Incluso ya es común que vayan a la universidad, y todos aprendieron portugués. "Somos un pueblo bilingüe", dice Almir orgulloso. Y tienen una ambiciosa meta: reforestar la Amazonia. Y recursos para intentarlo.
El plan de 50 años
Desde que se hizo famoso por su alianza con Google, Almir ha sido elogiado por Al Gore, se ha reunido con el príncipe Carlos, ha recibido premios de la Sociedad Internacional de Derechos Humanos y ha sido elegido entre las 100 personas más influyentes de Brasil. También ha viajado por 27 países, y en todos ellos ha buscado apoyo para cumplir su gran proyecto: el plan para plantar un millón de árboles en territorio suruí en 50 años.
La idea nació varios años antes del viaje a Palo Alto, por el contacto con Aquaverde, una ONG suiza que hace trabajos de reforestación en distintos bosques del mundo. Cuando Almir se enteró de su existencia, envió un mail pidiendo ayuda para plantar nuevos árboles en Rondônia.
Lo que al director de la ONG, Thomas Pizer, le sorprendió de ese correo no fue que se lo escribiera un indígena desde el corazón de la Amazonia, sino que además incluyera un Excel y una presentación de PowerPoint explicando los detalles del plan. "Me decía: ayúdanos a reforestar para salvar nuestras vidas. Es nuestro hábitat, si desaparece, también lo haremos nosotros", cuenta Thomas. "Desde ese día Almir se transformó en mi hermano, y viajo todos los años a verlo".

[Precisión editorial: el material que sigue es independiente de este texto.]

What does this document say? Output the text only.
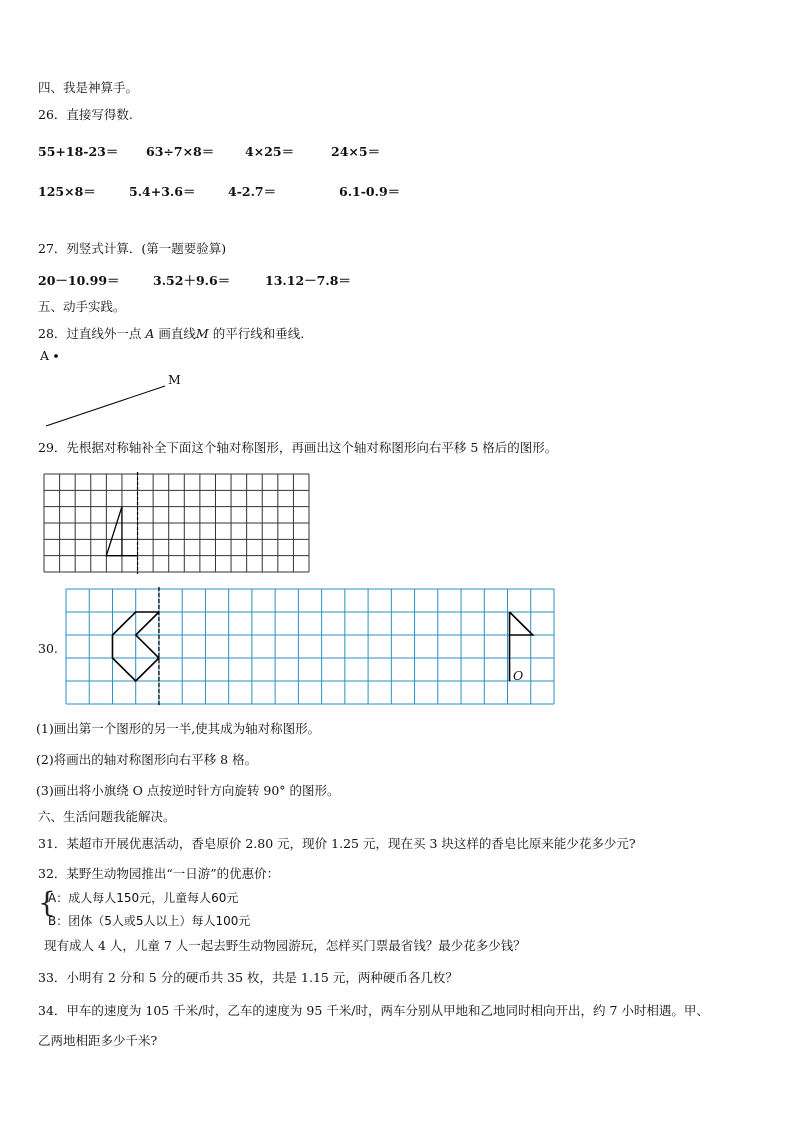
四、我是神算手。
26．直接写得数.
55+18-23＝ 63÷7×8＝ 4×25＝	24×5＝
125×8＝	5.4+3.6＝	4-2.7＝	6.1-0.9＝
27．列竖式计算．(第一题要验算)
20－10.99＝	3.52＋9.6＝	13.12－7.8＝
五、动手实践。
28．过直线外一点 A 画直线M 的平行线和垂线.
A
M
29．先根据对称轴补全下面这个轴对称图形，再画出这个轴对称图形向右平移 5 格后的图形。
30.
O
(1)画出第一个图形的另一半,使其成为轴对称图形。
(2)将画出的轴对称图形向右平移 8 格。
(3)画出将小旗绕 O 点按逆时针方向旋转 90° 的图形。
六、生活问题我能解决。
31．某超市开展优惠活动，香皂原价 2.80 元，现价 1.25 元，现在买 3 块这样的香皂比原来能少花多少元?
32．某野生动物园推出“一日游”的优惠价：
{
A：成人每人150元，儿童每人60元
B：团体（5人或5人以上）每人100元
现有成人 4 人，儿童 7 人一起去野生动物园游玩，怎样买门票最省钱？最少花多少钱？
33．小明有 2 分和 5 分的硬币共 35 枚，共是 1.15 元，两种硬币各几枚？
34．甲车的速度为 105 千米/时，乙车的速度为 95 千米/时，两车分别从甲地和乙地同时相向开出，约 7 小时相遇。甲、
乙两地相距多少千米?
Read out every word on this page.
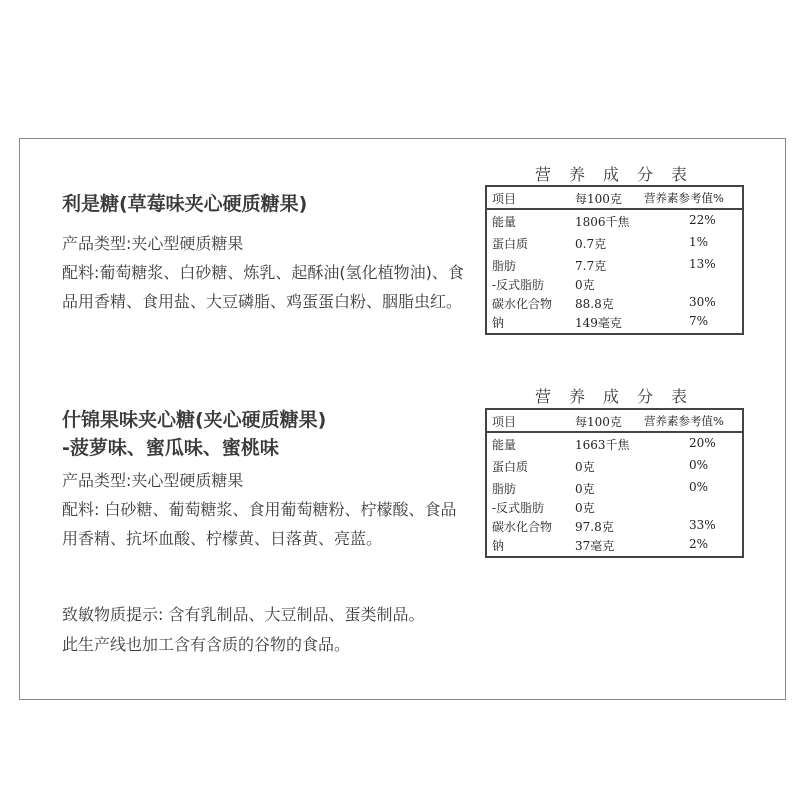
利是糖(草莓味夹心硬质糖果)
产品类型:夹心型硬质糖果
配料:葡萄糖浆、白砂糖、炼乳、起酥油(氢化植物油)、食品用香精、食用盐、大豆磷脂、鸡蛋蛋白粉、胭脂虫红。
营养成分表
项目	每100克 营养素参考值%
能量	1806千焦	22%
蛋白质	0.7克	1%
脂肪	7.7克	13%
-反式脂肪	0克
碳水化合物 88.8克	30%
钠	149毫克	7%
什锦果味夹心糖(夹心硬质糖果)
-菠萝味、蜜瓜味、蜜桃味
产品类型:夹心型硬质糖果
配料: 白砂糖、葡萄糖浆、食用葡萄糖粉、柠檬酸、食品用香精、抗坏血酸、柠檬黄、日落黄、亮蓝。
营养成分表
项目	每100克 营养素参考值%
能量	1663千焦	20%
蛋白质	0克	0%
脂肪	0克	0%
-反式脂肪	0克
碳水化合物 97.8克	33%
钠	37毫克	2%
致敏物质提示: 含有乳制品、大豆制品、蛋类制品。
此生产线也加工含有含质的谷物的食品。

Juntos, han plantado más de 120 mil árboles, aunque todavía están muy lejos de cumplir la meta de un millón que se propusieron para recuperar el territorio dañado.
Un punto conflictivo ha sido el proyecto para vender bonos de carbono a multinacionales por el trabajo realizado cuidando los bosques, un mecanismo que Almir promovía. Pero hoy no están convencidos de que vender permisos para contaminar sea bueno para el medioambiente y por eso la idea ha perdido fuerza.
Lo que no ha disminuido han sido las constantes amenazas de muerte que recibe. Los mensajes que le llegan a él, a sus dos esposas y a sus cinco hijos no lo hacen ceder, pero la semana pasada viajó a Brasilia para pedir protección al gobierno, por una serie de asesinatos a ambientalistas en los últimos meses. "Pueden amenazarme, que no voy a dejar de defender el bosque", dice Almir muy seguro. "Después de todo, soy un ambientalista natural. Nacido en el medio ambiente".